Is reactionary restoration possible in this region?


The blockade of Qatar by Saudi Arabia, Egypt, the United Arab Emirates and Yemen is not a problem that will affect the Gulf states, North Africa and the Middle East alone. This is one of the most important and distinctive historical phases of the global crisis that we are now in. The blockade of Qatar is aimed at replacing the petro-dollar system developed in conjunction with the 1973 oil crisis in both economic and political terms, and making a new economic-political order in the region.

I wrote the following paragraph in last month's column, "The petro-dollar system is based on an agreement which the U.S. signed with the Saudi monarch in 1975 and includes the Organization of Petroleum Exporting Countries (OPEC).

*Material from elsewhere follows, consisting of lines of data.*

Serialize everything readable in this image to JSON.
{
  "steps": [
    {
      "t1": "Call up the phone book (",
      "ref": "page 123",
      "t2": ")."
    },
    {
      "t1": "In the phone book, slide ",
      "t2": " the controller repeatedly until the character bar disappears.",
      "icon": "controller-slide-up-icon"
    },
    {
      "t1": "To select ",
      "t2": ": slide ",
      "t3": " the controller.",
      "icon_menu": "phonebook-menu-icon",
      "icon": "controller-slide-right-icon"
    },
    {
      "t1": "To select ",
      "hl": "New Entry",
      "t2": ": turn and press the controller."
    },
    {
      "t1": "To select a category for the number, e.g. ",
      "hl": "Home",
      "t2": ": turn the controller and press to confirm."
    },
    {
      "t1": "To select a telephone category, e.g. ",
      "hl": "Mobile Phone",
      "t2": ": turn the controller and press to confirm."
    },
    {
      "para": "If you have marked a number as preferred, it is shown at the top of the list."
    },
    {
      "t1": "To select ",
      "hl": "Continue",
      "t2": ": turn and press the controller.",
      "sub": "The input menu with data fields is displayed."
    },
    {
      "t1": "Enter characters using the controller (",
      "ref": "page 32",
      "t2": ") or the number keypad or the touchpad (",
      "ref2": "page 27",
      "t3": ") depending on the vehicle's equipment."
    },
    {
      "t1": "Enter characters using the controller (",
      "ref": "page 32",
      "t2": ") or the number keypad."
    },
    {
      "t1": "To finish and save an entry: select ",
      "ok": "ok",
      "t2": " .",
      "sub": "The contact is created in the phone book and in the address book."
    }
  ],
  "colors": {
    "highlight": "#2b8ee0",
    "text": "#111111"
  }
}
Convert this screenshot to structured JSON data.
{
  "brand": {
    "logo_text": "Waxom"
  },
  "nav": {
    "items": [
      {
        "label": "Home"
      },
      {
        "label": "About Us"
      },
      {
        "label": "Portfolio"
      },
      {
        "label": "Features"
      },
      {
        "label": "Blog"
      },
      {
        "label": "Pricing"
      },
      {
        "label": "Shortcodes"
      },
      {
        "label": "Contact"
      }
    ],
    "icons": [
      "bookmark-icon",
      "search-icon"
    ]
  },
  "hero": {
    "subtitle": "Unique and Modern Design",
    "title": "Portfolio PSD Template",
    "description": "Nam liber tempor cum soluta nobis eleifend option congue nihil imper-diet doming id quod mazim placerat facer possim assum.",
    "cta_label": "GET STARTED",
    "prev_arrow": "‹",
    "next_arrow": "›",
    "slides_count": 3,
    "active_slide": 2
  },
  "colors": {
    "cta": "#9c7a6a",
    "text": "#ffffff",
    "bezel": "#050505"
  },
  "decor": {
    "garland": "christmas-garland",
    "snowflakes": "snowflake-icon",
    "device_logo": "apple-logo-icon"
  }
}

Accordingly, OPEC members would sell oil only on dollar basis and these petro-dollars would be diversified through the U.S. banking system in financial markets. After a while, the Saudi currency was fixed on the dollar. This agreement between Saudi Arabia and the U.S. was not only an energy game, but also a form of capital accumulation and hegemony. The petro-dollars were spent on armament and the illegal financing of politics in the Middle East and developing countries. In other words, the budgets and bribes which were called 'aid' and which were allocated to the bureaucracy and armament budgets in these countries to sustain coups and dictator regimes were the ordinary trade dynamics of the petro-dollar system. Throughout this whole process, coups and coalition governments, which could not survive more than two years, moved Turkey's parliamentary system away from being a structure that reflected the national will."

As a matter of fact, firstly, the de facto change in Turkey's system under Recep Tayyip Erdoğan's leadership and secondly the constitutional change as a result of the April 16 referendum also meant the end of the petro-dollar system in political terms. The U.S. wants to go back to the Egypt example in political terms in the entirety of this region. Also, in economic terms, it does not want the regional trade to be outside of the dollar and it wants these dollars, stemming from trade, to be invested in U.S. assets once again.

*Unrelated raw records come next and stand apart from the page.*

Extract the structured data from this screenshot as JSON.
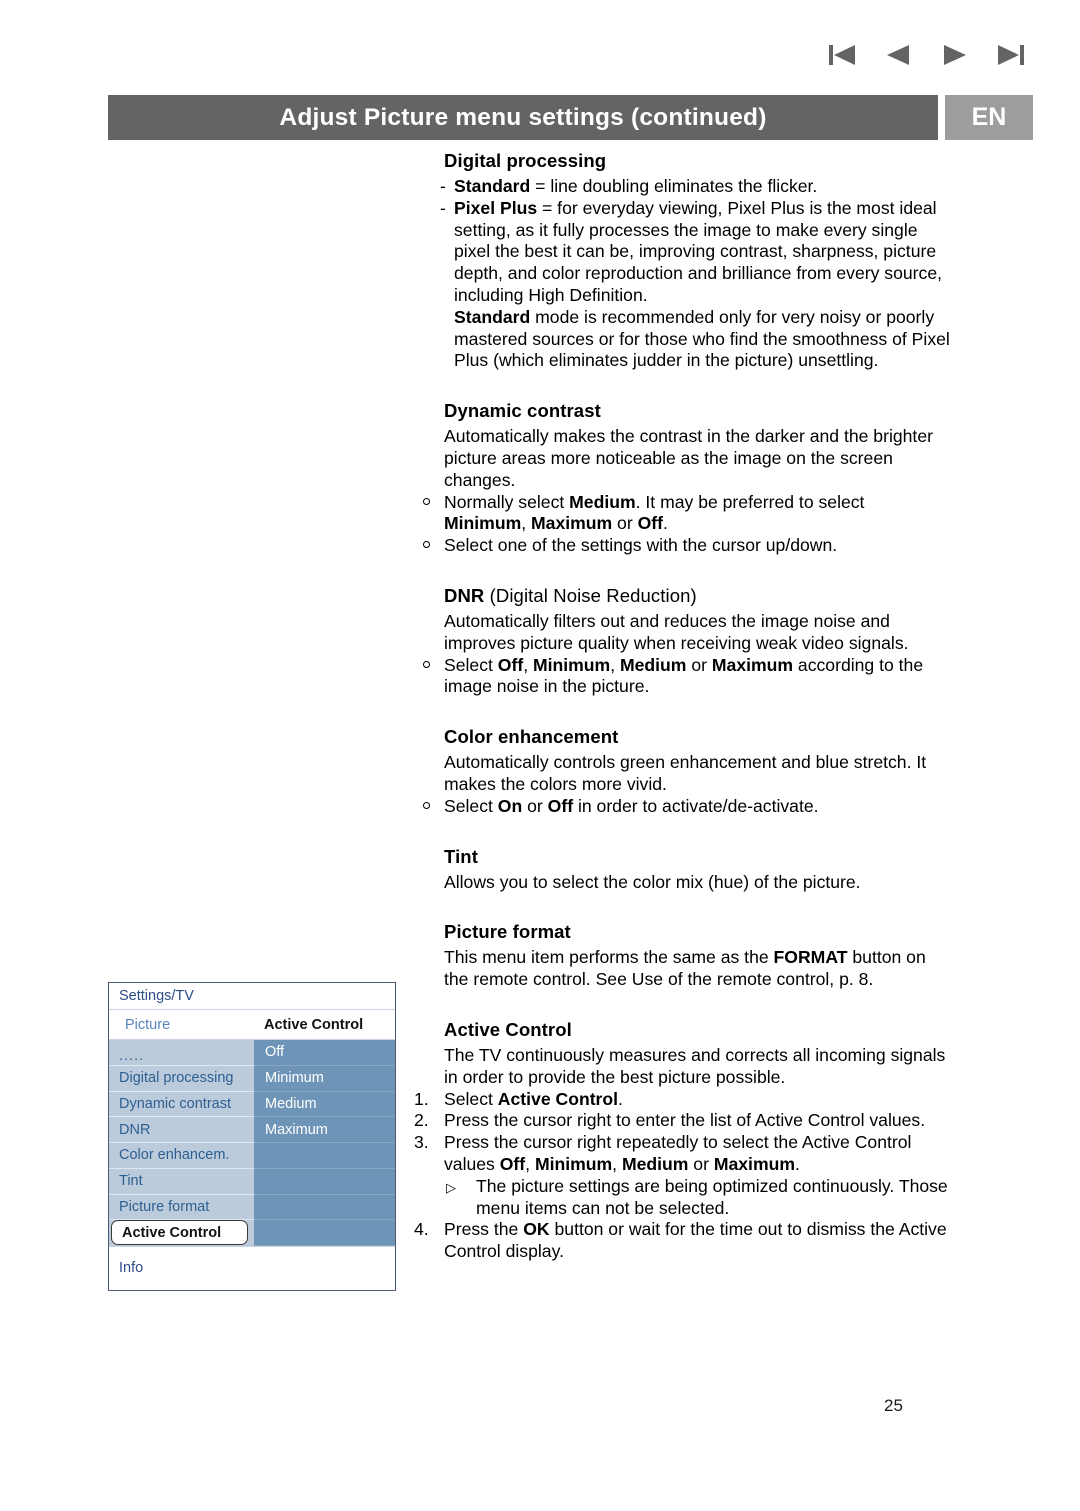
{
  "nav": {
    "first_label": "first-page",
    "prev_label": "previous-page",
    "next_label": "next-page",
    "last_label": "last-page"
  },
  "header": {
    "title": "Adjust Picture menu settings (continued)",
    "language": "EN",
    "bar_color": "#646464",
    "badge_color": "#9d9d9d"
  },
  "sections": {
    "digital_processing": {
      "heading": "Digital processing",
      "items": [
        {
          "dash": "-",
          "term": "Standard",
          "rest": " = line doubling eliminates the flicker."
        },
        {
          "dash": "-",
          "term": "Pixel Plus",
          "rest": " = for everyday viewing, Pixel Plus is the most ideal setting, as it fully processes the image to make every single pixel the best it can be, improving contrast, sharpness, picture depth, and color reproduction and brilliance from every source, including High Definition.",
          "term2": "Standard",
          "rest2": " mode is recommended only for very noisy or poorly mastered sources or for those who find the smoothness of Pixel Plus (which eliminates judder in the picture) unsettling."
        }
      ]
    },
    "dynamic_contrast": {
      "heading": "Dynamic contrast",
      "paragraph": "Automatically makes the contrast in the darker and the brighter picture areas more noticeable as the image on the screen changes.",
      "bullets": [
        {
          "pre": "Normally select ",
          "b1": "Medium",
          "mid": ". It may be preferred to select ",
          "b2": "Minimum",
          "sep1": ", ",
          "b3": "Maximum",
          "sep2": " or ",
          "b4": "Off",
          "post": "."
        },
        {
          "plain": "Select one of the settings with the cursor up/down."
        }
      ]
    },
    "dnr": {
      "heading_bold": "DNR",
      "heading_rest": " (Digital Noise Reduction)",
      "paragraph": "Automatically filters out and reduces the image noise and improves picture quality when receiving weak video signals.",
      "bullet": {
        "pre": "Select ",
        "b1": "Off",
        "sep1": ", ",
        "b2": "Minimum",
        "sep2": ", ",
        "b3": "Medium",
        "sep3": " or ",
        "b4": "Maximum",
        "post": " according to the image noise in the picture."
      }
    },
    "color_enhancement": {
      "heading": "Color enhancement",
      "paragraph": "Automatically controls green enhancement and blue stretch. It makes the colors more vivid.",
      "bullet": {
        "pre": "Select ",
        "b1": "On",
        "sep1": " or ",
        "b2": "Off",
        "post": " in order to activate/de-activate."
      }
    },
    "tint": {
      "heading": "Tint",
      "paragraph": "Allows you to select the color mix (hue) of the picture."
    },
    "picture_format": {
      "heading": "Picture format",
      "pre": "This menu item performs the same as the ",
      "bold": "FORMAT",
      "post": " button on the remote control. See Use of the remote control, p. 8."
    },
    "active_control": {
      "heading": "Active Control",
      "paragraph": "The TV continuously measures and corrects all incoming signals in order to provide the best picture possible.",
      "steps": [
        {
          "num": "1.",
          "pre": "Select ",
          "bold": "Active Control",
          "post": "."
        },
        {
          "num": "2.",
          "plain": "Press the cursor right to enter the list of Active Control values."
        },
        {
          "num": "3.",
          "pre": "Press the cursor right repeatedly to select the Active Control values ",
          "b1": "Off",
          "sep1": ", ",
          "b2": "Minimum",
          "sep2": ", ",
          "b3": "Medium",
          "sep3": " or ",
          "b4": "Maximum",
          "post": "."
        },
        {
          "num": "4.",
          "pre": "Press the ",
          "bold": "OK",
          "post": " button or wait for the time out to dismiss the Active Control display."
        }
      ],
      "sub_note": {
        "marker": "▷",
        "text": "The picture settings are being optimized continuously. Those menu items can not be selected."
      }
    }
  },
  "tv_menu": {
    "breadcrumb": "Settings/TV",
    "category": "Picture",
    "value_header": "Active Control",
    "left_items": [
      ".....",
      "Digital processing",
      "Dynamic contrast",
      "DNR",
      "Color enhancem.",
      "Tint",
      "Picture format"
    ],
    "selected_item": "Active Control",
    "right_values": [
      "Off",
      "Minimum",
      "Medium",
      "Maximum"
    ],
    "footer": "Info",
    "colors": {
      "left_bg": "#bccbdc",
      "right_bg": "#6e95b8",
      "link_blue": "#2d5f91",
      "breadcrumb_blue": "#2d4d86"
    }
  },
  "page_number": "25"
}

First of all, we are not in the early 1970s and a military dictatorship regime, such as that in Egypt, is a huge embarrassment for humanity both in this region and the world. Apart from this, the region and countries in it cannot be confined into an autarchic economic and financial order based on oppressive regimes like in the 1970s and 1980s.

All malicious plans against Turkey before and on July 15, 2016, and all attempts to turn Turkey into an Egypt failed, didn't they? You can slightly prolong the moribund petro-dollar system with such operations, but this will harm the perpetrators of these operations the most.

The U.S.'s greatest fear for the past 15 years has been Pacific Asian countries, especially China, making efforts to get out of the dollar-based trade cycle and reduce their U.S. bond stocks. The Gulf states have also contributed to this fear in recent years. Thinking that the relations with the U.S. would not be like it was before the post-9/11 period, Saudi Arabia began directing its investments toward areas that do not nourish the petro-dollar system. It was followed by other Gulf countries like Qatar, which is the rival of both the U.S. and Russia in natural gas production.

The majority of natural gas facilities in Qatar were established to export liquefied natural gas (LNG) to the U.S. Qatar's disruption of Russia's natural gas oligopoly and large supply of LNG has troubled Russian state-run energy company Gazprom since 2012. This is why natural gas prices are falling; Russia unveils discounts and returns billions of dollars to natural gas importing countries as stipulated by flexible contracts.

Now, Qatar supplies one-third of the world's LNG, and its exports have begun increasing in Asia after Europe. Qatar, however, was not satisfied with this and made an agreement with Iran, with which it shares the Strait of Hormuz, in order to save time and protect its advantage in LNG competition. This agreement has strengthened northern routes and Qatar's LNG trade has become the most important dynamic to disturb the petro-dollar cycle that relies on OPEC.

Behind this crisis lies the strategy of renewing the petro-dollar political and economic system, which was established with the 1973 oil crisis, in line with the conditions of the day. However, it is not possible to achieve this due to the current conditions of the Mideast region and the world. The new strategies of Pacific Asia, China and Russia, China's One Belt One Road (OBOR) project and Turkey's new constitutional system and power all make it impossible to renew this outdated system. This system, which was carried out through bloodshed, military dictatorships and civil wars in the previous century, means reactionary restoration in the whole region, and this will harm those who intend to carry it out the most.